Kaisar berdiri dan melangkah satu langkah. Ia tahu Sharma hanya pura-pura. Jangankan menaruh bibit di perut Sharma, melakukan malam pertama dengan Sharma saja Kaisar belum pernah. Ia hanya terkejut mengapa Sharma bisa mengambil ide seperti itu agar tidak diusir.
"Jangan main-main Sharma," tegas Kaisar.
Sharma juga maju selangkah. "Apakah Yang Mulia tidak percaya?"
"Tidak."
Sharma mengusap perutnya seolah-olah di dalam perutnya itu benar-benar ada calon bayi. "Walaupun Yang Mulia hanya melakukannya sekali, namun anak ini benar-benar ada. Bibit Yang Mulia memang unggul. Akan tetapi jika Yang Mulia tidak percaya hamba sedang mengandung, berarti secara tidak langsung Yang Mulia mengakui bahwa Anda payah dalam hal ini."

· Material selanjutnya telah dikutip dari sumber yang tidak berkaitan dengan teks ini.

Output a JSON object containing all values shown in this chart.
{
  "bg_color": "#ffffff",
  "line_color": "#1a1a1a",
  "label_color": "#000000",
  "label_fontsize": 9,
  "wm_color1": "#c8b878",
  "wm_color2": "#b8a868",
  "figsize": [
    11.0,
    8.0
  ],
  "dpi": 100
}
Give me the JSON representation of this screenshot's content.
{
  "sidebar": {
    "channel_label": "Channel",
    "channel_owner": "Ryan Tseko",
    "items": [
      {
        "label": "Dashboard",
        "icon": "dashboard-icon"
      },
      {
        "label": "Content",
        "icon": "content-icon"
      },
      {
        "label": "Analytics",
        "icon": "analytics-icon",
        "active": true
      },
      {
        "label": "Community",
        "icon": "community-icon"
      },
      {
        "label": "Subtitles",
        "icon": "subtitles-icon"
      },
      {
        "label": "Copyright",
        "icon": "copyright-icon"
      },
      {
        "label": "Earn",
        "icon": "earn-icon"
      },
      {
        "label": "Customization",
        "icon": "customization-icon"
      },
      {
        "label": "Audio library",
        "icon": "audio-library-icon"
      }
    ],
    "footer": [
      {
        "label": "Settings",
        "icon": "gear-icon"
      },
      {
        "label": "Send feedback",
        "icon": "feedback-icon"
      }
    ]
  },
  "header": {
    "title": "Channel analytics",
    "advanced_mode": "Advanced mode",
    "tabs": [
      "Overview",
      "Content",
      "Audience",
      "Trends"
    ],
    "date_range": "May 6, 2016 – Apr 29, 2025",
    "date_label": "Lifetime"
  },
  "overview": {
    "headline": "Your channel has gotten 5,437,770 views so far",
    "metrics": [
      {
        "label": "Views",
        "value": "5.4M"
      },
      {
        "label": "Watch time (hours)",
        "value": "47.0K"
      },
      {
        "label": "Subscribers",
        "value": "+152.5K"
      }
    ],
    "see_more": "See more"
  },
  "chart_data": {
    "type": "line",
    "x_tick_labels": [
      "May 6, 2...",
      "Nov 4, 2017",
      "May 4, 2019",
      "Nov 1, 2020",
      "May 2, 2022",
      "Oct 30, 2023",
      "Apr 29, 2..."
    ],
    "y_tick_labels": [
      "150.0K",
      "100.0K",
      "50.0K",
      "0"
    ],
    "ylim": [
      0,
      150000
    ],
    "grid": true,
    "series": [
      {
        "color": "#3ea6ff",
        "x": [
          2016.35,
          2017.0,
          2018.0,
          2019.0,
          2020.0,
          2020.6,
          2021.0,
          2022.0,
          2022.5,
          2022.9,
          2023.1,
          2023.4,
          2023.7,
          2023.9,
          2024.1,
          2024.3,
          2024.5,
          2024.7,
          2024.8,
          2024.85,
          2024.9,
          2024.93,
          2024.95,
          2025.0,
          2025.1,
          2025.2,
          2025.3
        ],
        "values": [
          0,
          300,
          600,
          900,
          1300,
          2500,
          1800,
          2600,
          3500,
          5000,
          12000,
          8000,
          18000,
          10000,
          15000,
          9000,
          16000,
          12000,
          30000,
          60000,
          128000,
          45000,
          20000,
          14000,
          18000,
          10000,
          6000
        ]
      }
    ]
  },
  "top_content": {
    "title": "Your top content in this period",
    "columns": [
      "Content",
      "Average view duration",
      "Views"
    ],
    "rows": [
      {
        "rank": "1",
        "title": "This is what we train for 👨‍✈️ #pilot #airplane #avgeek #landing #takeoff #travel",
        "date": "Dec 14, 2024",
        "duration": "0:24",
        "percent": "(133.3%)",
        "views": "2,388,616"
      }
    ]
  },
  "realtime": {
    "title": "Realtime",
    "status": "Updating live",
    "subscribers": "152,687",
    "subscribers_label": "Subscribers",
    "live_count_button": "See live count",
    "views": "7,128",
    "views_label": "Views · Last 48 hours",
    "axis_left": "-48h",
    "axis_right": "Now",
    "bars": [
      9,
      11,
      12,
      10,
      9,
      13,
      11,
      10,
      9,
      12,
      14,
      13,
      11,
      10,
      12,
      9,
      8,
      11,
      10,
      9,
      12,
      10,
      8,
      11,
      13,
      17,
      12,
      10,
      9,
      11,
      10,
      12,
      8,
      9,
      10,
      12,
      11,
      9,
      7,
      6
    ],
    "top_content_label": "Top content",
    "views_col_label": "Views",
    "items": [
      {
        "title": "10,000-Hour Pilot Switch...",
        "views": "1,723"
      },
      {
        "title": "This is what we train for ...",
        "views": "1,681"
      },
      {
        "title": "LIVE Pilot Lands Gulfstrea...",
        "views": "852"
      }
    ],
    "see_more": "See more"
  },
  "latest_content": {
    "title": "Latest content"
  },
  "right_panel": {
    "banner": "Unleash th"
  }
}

Wajah Kaisar memerah hingga ke telinga. Entah otak siapa yang sedang Sharma pinjam sekarang.
"Selir Sharma, jaga bicaramu!" Semua orang terkejut mendengar Permaisuri berbicara dengan nada tinggi. "Ingat yang ada di depanmu adalah Kaisar Negeri Alrancus."
Sharma tidak ingin menyerah sekarang. Dia sudah dihina oleh Permaisuri, ia harus melawan. "Walaupun Yang Mulia adalah Kaisar Negeri Alrancus, namun Yang Mulia tetap suami hamba. Apakah tidak boleh hamba membicarakan tentang kehamilan hamba pada suami hamba?"
Selir Ghauni maju selangkah. "Selir Sharma, kau harus tahu posisimu. Kau sedang berbicara dengan Yang Mulia dan Permaisuri."
Perdebatan mulai muncul, namun Kaisar tetap diam dan hanya memandang mata Sharma yang sibuk memperhatikan lawan bicaranya.
"Aku rasa aku tahu posisiku dan aku masih dalam batas kesopanan. Apakah ada yang salah? Aku hanya mengatakan bahwa aku mengakui bibit Kaisar sangat unggul hingga sekali jadi. Apa aku salah memuji Kaisar?" tanya Sharma sambil menatap sengit pada Selir Ghauni.
"Selir Sharma! Kau hanya Selir! Tetap pada batasanmu!" Permaisuri tidak bisa menahan emosinya lagi. Dirinya yang marah tetapi dirinya juga yang menangis. Itulah bukti betapa lembutnya hati Permaisuri.
"Maaf Yang Mulia, hamba tidak percaya kalau Selir Sharma sedang mengandung. Dan mohon maaf, hamba sulit percaya jika Yang Mulia pernah menghabiskan malam dengan Selir Sharma. Bukankah Yang Mulia tidak ingin menyentuh wanita manapun selain Permaisuri?" ucap Selir Praniva.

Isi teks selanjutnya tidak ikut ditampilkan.